We were en route to Monkton, where Brenda would spend Christmas with her sister's family. The driving conditions were not ideal, but more slushy than icy, thank goodness. If New Orleans is the Big Easy, Vermont is the Big Not-So-Easy. Safety being the first priority of any cabbie worth his salt, I drove slowly and deliberately through the gray afternoon, all the while basking in my customer's sunny disposition. This woman was the opposite of a wet blanket.

"So tell me about your new life in New Orleans. What a change from the East Coast."

"Oh, you got that right, honey. I was born to live down there. It was always in my soul. I have a cute condo in the French Quarter, and I sell real estate for a living. And for Mardi Gras, I ride with an all-women krewe called the Muses."

"Awesome!" I said. "Are there other all-women krewes, or is yours the only one?"

"I think there's a new one started up called Isis. But we were the first. Our thing is throwing these elaborately decorated shoes. For months in advance, we all meet up to work on 'em. There's usually about 30 of us at any one of these get-togethers, and we have a ball, let me tell you. The basic shoe itself is manufactured in China, but we do all the embroidery and beadwork. On Mardi Gras, the crowds line up 10, 20 deep for a chance at one of our shoes. The things are coveted. Our floats are amazing pieces of art, too."

"Oh, man," I said. "I think New Orleans culture is America's jewel — the music, the food, the people. I once saw a show about the Mardi Gras Indian tribes, these groups of African American men who dress up and parade in their own fantastic take on Native Americans. It being New Orleans, a distinct musical tradition is also part of the whole performance. It's all so beautiful to me, and you couldn't make it up. It's like some gorgeous dream world."

Brenda was nodding her head. "We have mad love for the Mardi Gras Indians, and their thing is all done in homage, out of respect. You know their motto, right? 'Don't bow, don't know how.' That right there is the spirit of the Mardi Gras Indians."

"Do you also attend the famous jazz festival?"

"Are you kidding me, darlin'? My first one was during a chance visit in 1987, and I haven't missed it since. Certainly not since I moved there permanently in '95. That music is the air I breathe." Brenda paused to chuckle before adding, "Yes, sir — the hot, moist, humid air."

"Boy, I could use some of that moist, humid air right about now. The dry, freezing air is already beginning to wear me down, and it's still December."

Brenda said, "I'll see what I can do.
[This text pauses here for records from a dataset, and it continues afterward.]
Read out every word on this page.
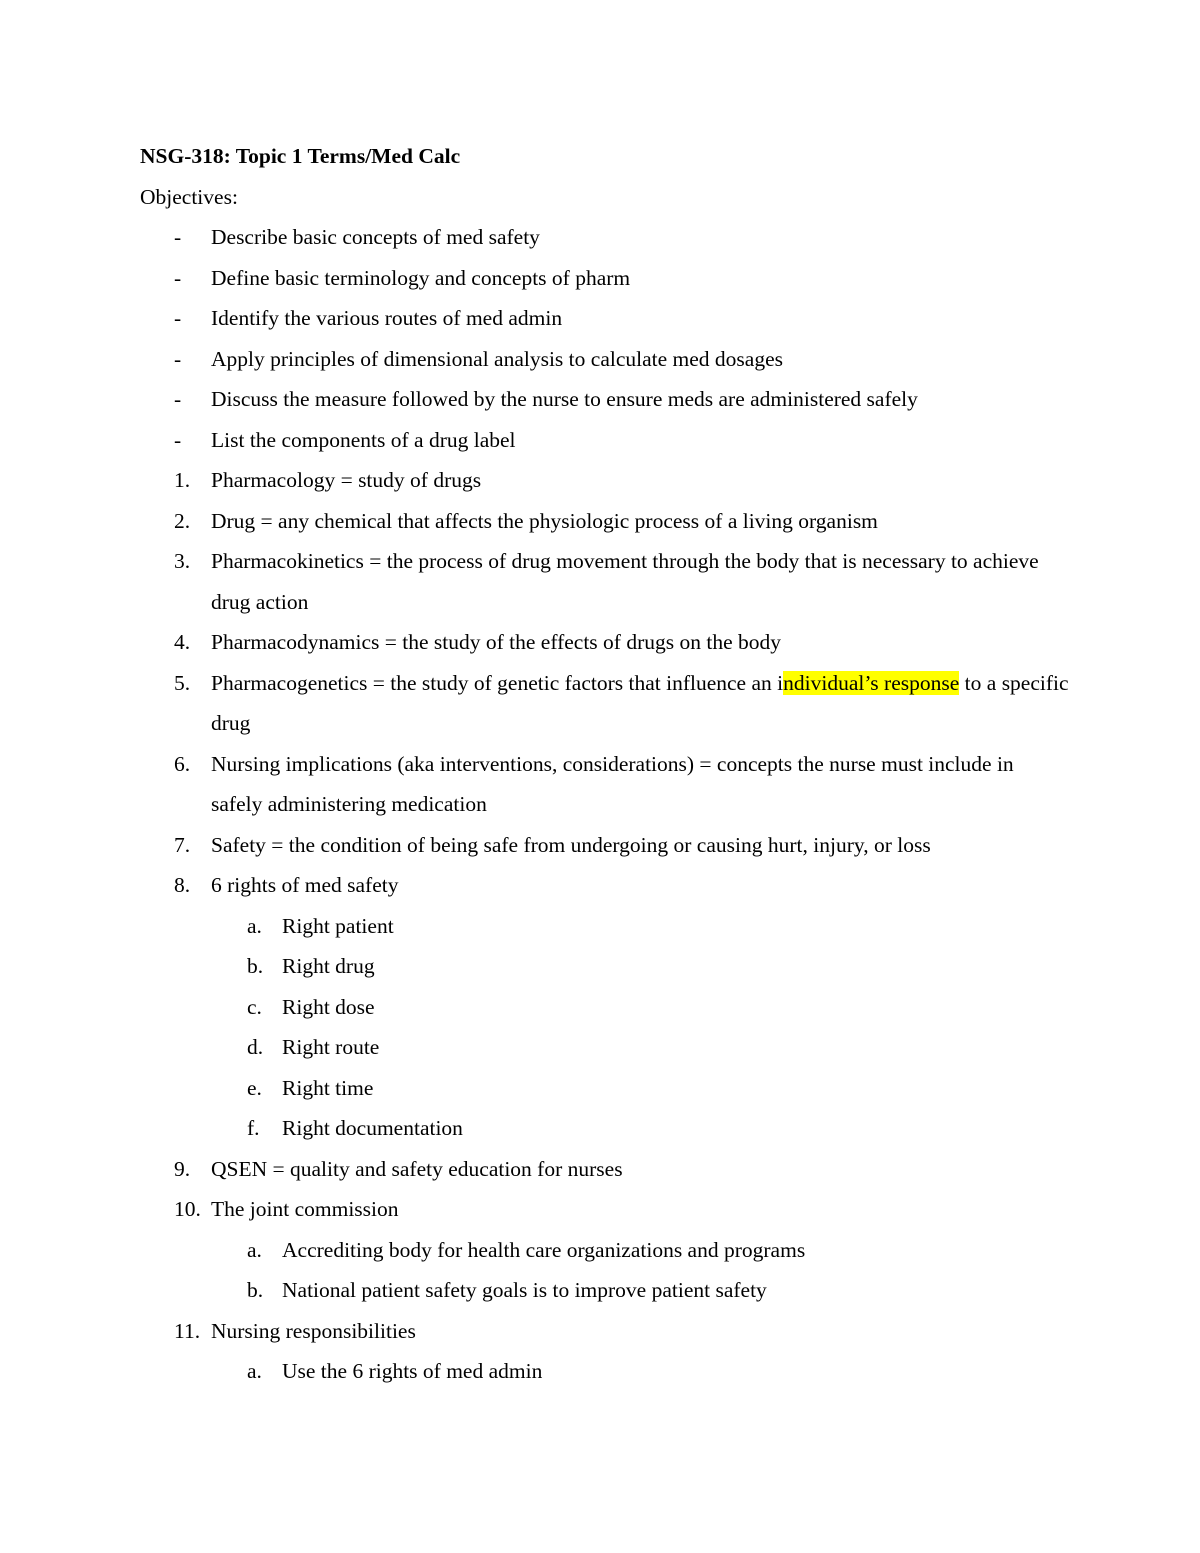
NSG-318: Topic 1 Terms/Med Calc

Objectives:

-	Describe basic concepts of med safety
-	Define basic terminology and concepts of pharm
-	Identify the various routes of med admin
-	Apply principles of dimensional analysis to calculate med dosages
-	Discuss the measure followed by the nurse to ensure meds are administered safely
-	List the components of a drug label
1. Pharmacology = study of drugs
2. Drug = any chemical that affects the physiologic process of a living organism
3. Pharmacokinetics = the process of drug movement through the body that is necessary to achieve drug action
4. Pharmacodynamics = the study of the effects of drugs on the body
5. Pharmacogenetics = the study of genetic factors that influence an individual’s response to a specific drug
6. Nursing implications (aka interventions, considerations) = concepts the nurse must include in safely administering medication
7. Safety = the condition of being safe from undergoing or causing hurt, injury, or loss
8. 6 rights of med safety
a. Right patient
b. Right drug
c. Right dose
d. Right route
e. Right time
f.	Right documentation
9. QSEN = quality and safety education for nurses
10. The joint commission
a. Accrediting body for health care organizations and programs
b. National patient safety goals is to improve patient safety
11. Nursing responsibilities
a. Use the 6 rights of med admin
I had a great talk with my cabdriver to the airport this morning. He referred to himself as an 'old-school, coon-ass driver.' I know the term 'coon-ass' sounds racist, but that's how many Cajun men refer to themselves, especially the older generation. I mean, it's not mine to say, but, to my ears, it feels like a point of pride, at least when used among the Cajuns."

"Yeah, I know what you mean. Every ethnic group has labels like that. It's cool to use one if you're a member of the tribe. If you're not, I wouldn't."

In Hinesburg, we took the diagonal onto Silver Street, 10 minutes — give or take — from our destination. Brenda turned to me to speak, and I could tell she was being thoughtful.

"Here's the thing about New Orleans," she said softly, "and the reason I love it so. There's space in that city for every type of person. You simply can't be too weird or eccentric for the Big Easy. That's why Katrina couldn't kill the place. We all need it too much to let it go."

We drove in relaxed silence the remainder of the way, just listening to the wet snow splashing under the wheels, gazing out at the weighted, white-coated evergreens lining the road. I thought about how lucky Brenda was to have found a place to live that so embodied and expressed her spirit. I'm lucky that way, too. I found Vermont 35 years ago — the Big Not-So-Easy.

I really like that nickname, I thought, and smiled to myself. But I won't be printing up any T-shirts. Nope, I think I'll keep it between me and Vermont.

All these stories are true, though names and locations may be altered to protect privacy.